看著眾人皆是面露畏懼之色,嘴角微微上翹,滿意地點點頭。
那副模樣,似乎他就是江北道上的資深大佬,正在傳授江湖經驗。
其他人眼睛瞪得像銅鈴,嘴巴張得老大,口水都差點流出來:
“真有這么邪乎啊?哥,你可別滿嘴跑火車,你當真親眼見過?”
“我還能騙你們?”
叼煙混混一聽這話,像是被點著的炮仗,“噗”地吐出煙頭。
隨后用沒受傷的那只手拍了拍胸脯,想要挺直腰桿顯顯威風,奈何扯到傷口,疼得齜牙咧嘴:
“就前幾天晚上,我在西街拐角那塊瞎溜達,瞅見一道黑影‘嗖’地一下閃過,那速度,跟鬼飄似的,我眼睛都差點跟不上。”

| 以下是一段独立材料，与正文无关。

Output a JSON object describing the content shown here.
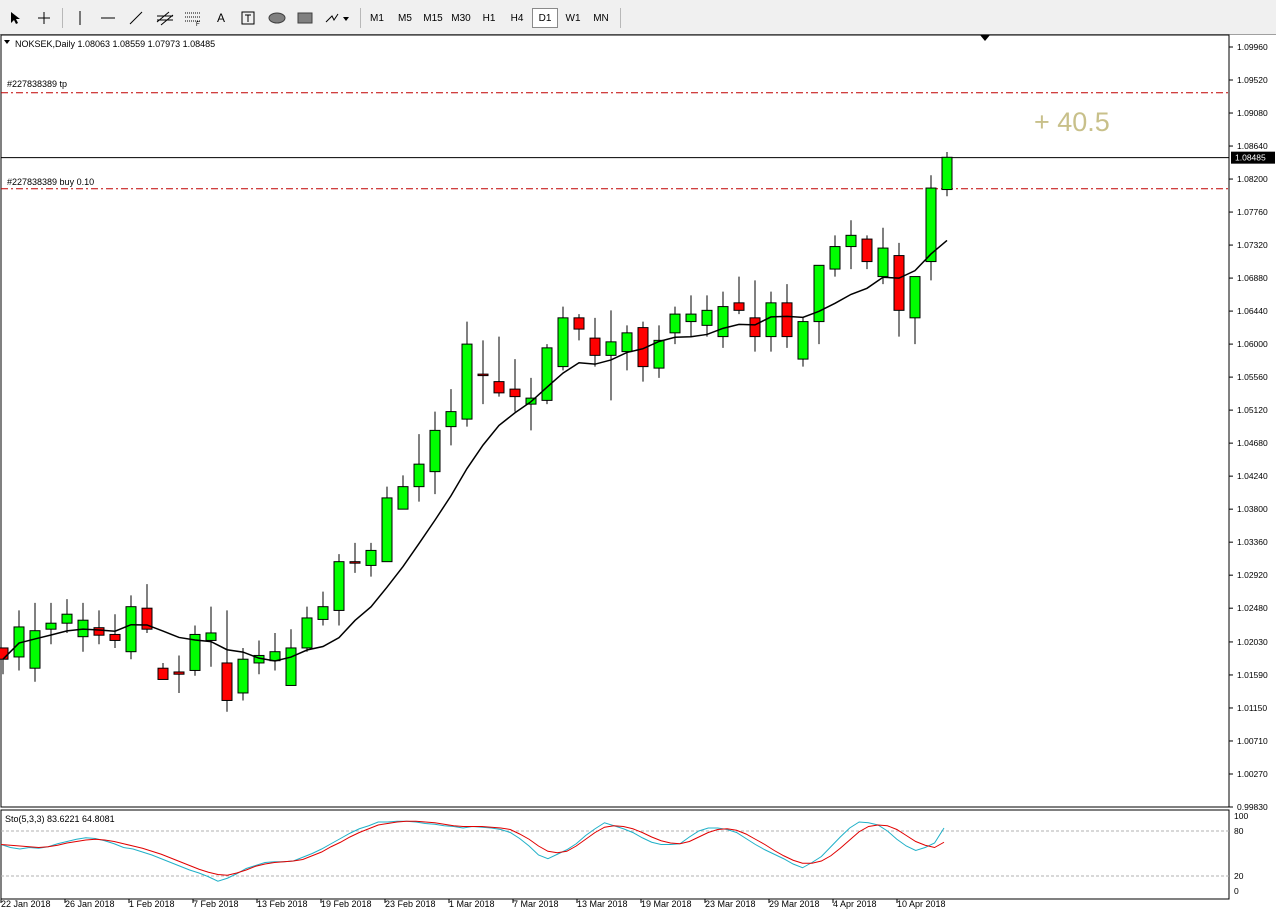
{
  "toolbar": {
    "tools": [
      {
        "name": "cursor-arrow-icon"
      },
      {
        "name": "crosshair-icon"
      },
      {
        "name": "vertical-line-icon"
      },
      {
        "name": "horizontal-line-icon"
      },
      {
        "name": "trendline-icon"
      },
      {
        "name": "equidistant-channel-icon"
      },
      {
        "name": "fibonacci-retracement-icon"
      },
      {
        "name": "text-icon",
        "label": "A"
      },
      {
        "name": "text-label-icon"
      },
      {
        "name": "ellipse-icon"
      },
      {
        "name": "rectangle-icon"
      },
      {
        "name": "arrows-dropdown-icon"
      }
    ],
    "timeframes": [
      "M1",
      "M5",
      "M15",
      "M30",
      "H1",
      "H4",
      "D1",
      "W1",
      "MN"
    ],
    "active_timeframe": "D1"
  },
  "main_chart": {
    "symbol_info": "NOKSEK,Daily  1.08063 1.08559 1.07973 1.08485",
    "tp_label": "#227838389 tp",
    "buy_label": "#227838389 buy  0.10",
    "profit_text": "+ 40.5",
    "current_price": "1.08485",
    "tp_level": 1.0935,
    "buy_level": 1.0807,
    "ylim": [
      0.9983,
      1.1012
    ],
    "y_ticks": [
      "1.09960",
      "1.09520",
      "1.09080",
      "1.08640",
      "1.08200",
      "1.07760",
      "1.07320",
      "1.06880",
      "1.06440",
      "1.06000",
      "1.05560",
      "1.05120",
      "1.04680",
      "1.04240",
      "1.03800",
      "1.03360",
      "1.02920",
      "1.02480",
      "1.02030",
      "1.01590",
      "1.01150",
      "1.00710",
      "1.00270",
      "0.99830"
    ],
    "colors": {
      "bull": "#00ff00",
      "bear": "#ff0000",
      "ma": "#000000",
      "level": "#c00000",
      "profit": "#c8c08a"
    }
  },
  "chart_data": [
    {
      "type": "candlestick",
      "title": "NOKSEK,Daily",
      "ohlc": [
        [
          1.0195,
          1.019,
          1.016,
          1.018
        ],
        [
          1.0183,
          1.0245,
          1.0165,
          1.0223
        ],
        [
          1.0168,
          1.0255,
          1.015,
          1.0218
        ],
        [
          1.022,
          1.0255,
          1.02,
          1.0228
        ],
        [
          1.0228,
          1.026,
          1.0215,
          1.024
        ],
        [
          1.021,
          1.0255,
          1.019,
          1.0232
        ],
        [
          1.0222,
          1.0245,
          1.02,
          1.0212
        ],
        [
          1.0213,
          1.024,
          1.0195,
          1.0205
        ],
        [
          1.019,
          1.0265,
          1.018,
          1.025
        ],
        [
          1.0248,
          1.028,
          1.0215,
          1.022
        ],
        [
          1.0168,
          1.0175,
          1.0155,
          1.0153
        ],
        [
          1.0163,
          1.0185,
          1.0135,
          1.016
        ],
        [
          1.0165,
          1.0225,
          1.0158,
          1.0213
        ],
        [
          1.0205,
          1.025,
          1.017,
          1.0215
        ],
        [
          1.0175,
          1.0245,
          1.011,
          1.0125
        ],
        [
          1.0135,
          1.0195,
          1.0125,
          1.018
        ],
        [
          1.0175,
          1.0205,
          1.016,
          1.0185
        ],
        [
          1.0178,
          1.0215,
          1.0165,
          1.019
        ],
        [
          1.0145,
          1.022,
          1.0145,
          1.0195
        ],
        [
          1.0195,
          1.025,
          1.019,
          1.0235
        ],
        [
          1.0233,
          1.027,
          1.0225,
          1.025
        ],
        [
          1.0245,
          1.032,
          1.0225,
          1.031
        ],
        [
          1.031,
          1.0335,
          1.0295,
          1.0308
        ],
        [
          1.0305,
          1.0335,
          1.029,
          1.0325
        ],
        [
          1.031,
          1.041,
          1.031,
          1.0395
        ],
        [
          1.038,
          1.0425,
          1.038,
          1.041
        ],
        [
          1.041,
          1.048,
          1.039,
          1.044
        ],
        [
          1.043,
          1.051,
          1.04,
          1.0485
        ],
        [
          1.049,
          1.054,
          1.0465,
          1.051
        ],
        [
          1.05,
          1.063,
          1.049,
          1.06
        ],
        [
          1.056,
          1.0605,
          1.052,
          1.0558
        ],
        [
          1.055,
          1.061,
          1.053,
          1.0535
        ],
        [
          1.054,
          1.058,
          1.051,
          1.053
        ],
        [
          1.052,
          1.0555,
          1.0485,
          1.0528
        ],
        [
          1.0525,
          1.06,
          1.052,
          1.0595
        ],
        [
          1.057,
          1.065,
          1.0565,
          1.0635
        ],
        [
          1.0635,
          1.064,
          1.0605,
          1.062
        ],
        [
          1.0608,
          1.0635,
          1.057,
          1.0585
        ],
        [
          1.0585,
          1.0645,
          1.0525,
          1.0603
        ],
        [
          1.059,
          1.0625,
          1.0565,
          1.0615
        ],
        [
          1.0622,
          1.063,
          1.055,
          1.057
        ],
        [
          1.0568,
          1.0625,
          1.0555,
          1.0605
        ],
        [
          1.0615,
          1.065,
          1.06,
          1.064
        ],
        [
          1.063,
          1.0665,
          1.061,
          1.064
        ],
        [
          1.0625,
          1.0665,
          1.061,
          1.0645
        ],
        [
          1.061,
          1.067,
          1.0595,
          1.065
        ],
        [
          1.0655,
          1.069,
          1.064,
          1.0645
        ],
        [
          1.0635,
          1.0685,
          1.059,
          1.061
        ],
        [
          1.061,
          1.067,
          1.059,
          1.0655
        ],
        [
          1.0655,
          1.068,
          1.0595,
          1.061
        ],
        [
          1.058,
          1.0635,
          1.057,
          1.063
        ],
        [
          1.063,
          1.0705,
          1.06,
          1.0705
        ],
        [
          1.07,
          1.0745,
          1.069,
          1.073
        ],
        [
          1.073,
          1.0765,
          1.07,
          1.0745
        ],
        [
          1.074,
          1.0745,
          1.07,
          1.071
        ],
        [
          1.069,
          1.0755,
          1.068,
          1.0728
        ],
        [
          1.0718,
          1.0735,
          1.061,
          1.0645
        ],
        [
          1.0635,
          1.069,
          1.06,
          1.069
        ],
        [
          1.071,
          1.0825,
          1.0685,
          1.0808
        ],
        [
          1.0806,
          1.0856,
          1.0797,
          1.0849
        ]
      ],
      "ma_period": 8
    },
    {
      "type": "line",
      "title": "Sto(5,3,3) 83.6221 64.8081",
      "ylim": [
        0,
        100
      ],
      "y_ticks": [
        "100",
        "80",
        "20",
        "0"
      ],
      "levels": [
        80,
        20
      ],
      "series": [
        {
          "values": [
            62,
            58,
            56,
            58,
            57,
            59,
            63,
            66,
            69,
            71,
            70,
            67,
            63,
            58,
            56,
            52,
            48,
            43,
            38,
            33,
            28,
            24,
            19,
            13,
            17,
            23,
            30,
            34,
            38,
            39,
            39,
            40,
            45,
            50,
            56,
            63,
            70,
            77,
            83,
            87,
            92,
            92,
            93,
            93,
            92,
            90,
            89,
            87,
            86,
            84,
            86,
            85,
            84,
            82,
            78,
            70,
            60,
            48,
            43,
            49,
            55,
            63,
            74,
            83,
            91,
            87,
            83,
            78,
            71,
            65,
            62,
            62,
            63,
            72,
            80,
            84,
            84,
            82,
            78,
            70,
            62,
            55,
            49,
            43,
            36,
            31,
            38,
            46,
            59,
            72,
            84,
            92,
            91,
            88,
            80,
            69,
            60,
            54,
            58,
            64,
            84
          ],
          "color": "#20b0c8"
        },
        {
          "values": [
            62,
            61,
            60,
            59,
            58,
            59,
            61,
            64,
            66,
            68,
            69,
            68,
            66,
            63,
            60,
            57,
            53,
            49,
            44,
            39,
            34,
            29,
            25,
            22,
            21,
            24,
            28,
            33,
            36,
            38,
            39,
            40,
            42,
            47,
            52,
            59,
            65,
            72,
            78,
            83,
            88,
            90,
            92,
            93,
            93,
            92,
            91,
            89,
            87,
            86,
            86,
            86,
            85,
            84,
            82,
            76,
            69,
            60,
            53,
            51,
            53,
            60,
            69,
            78,
            85,
            87,
            86,
            83,
            78,
            72,
            67,
            64,
            63,
            66,
            72,
            78,
            82,
            83,
            81,
            76,
            69,
            62,
            54,
            47,
            41,
            37,
            37,
            40,
            47,
            57,
            68,
            79,
            86,
            88,
            87,
            82,
            74,
            66,
            61,
            58,
            65
          ],
          "color": "#e00000"
        }
      ]
    }
  ],
  "x_axis": {
    "labels": [
      "22 Jan 2018",
      "26 Jan 2018",
      "1 Feb 2018",
      "7 Feb 2018",
      "13 Feb 2018",
      "19 Feb 2018",
      "23 Feb 2018",
      "1 Mar 2018",
      "7 Mar 2018",
      "13 Mar 2018",
      "19 Mar 2018",
      "23 Mar 2018",
      "29 Mar 2018",
      "4 Apr 2018",
      "10 Apr 2018"
    ]
  }
}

“我當時好奇心一下就上來了,于是偷偷摸摸跟在后頭,沒多遠就瞧見一群赤虎幫的高手圍著一個人,我心說這下可有好戲看了。”
“結果呢,眨眼間,那人跟神打一樣,三拳兩腳就把那幫狗崽子打得四分五裂,變成一團肉醬,那身手,絕了!看得我都差點傻眼……”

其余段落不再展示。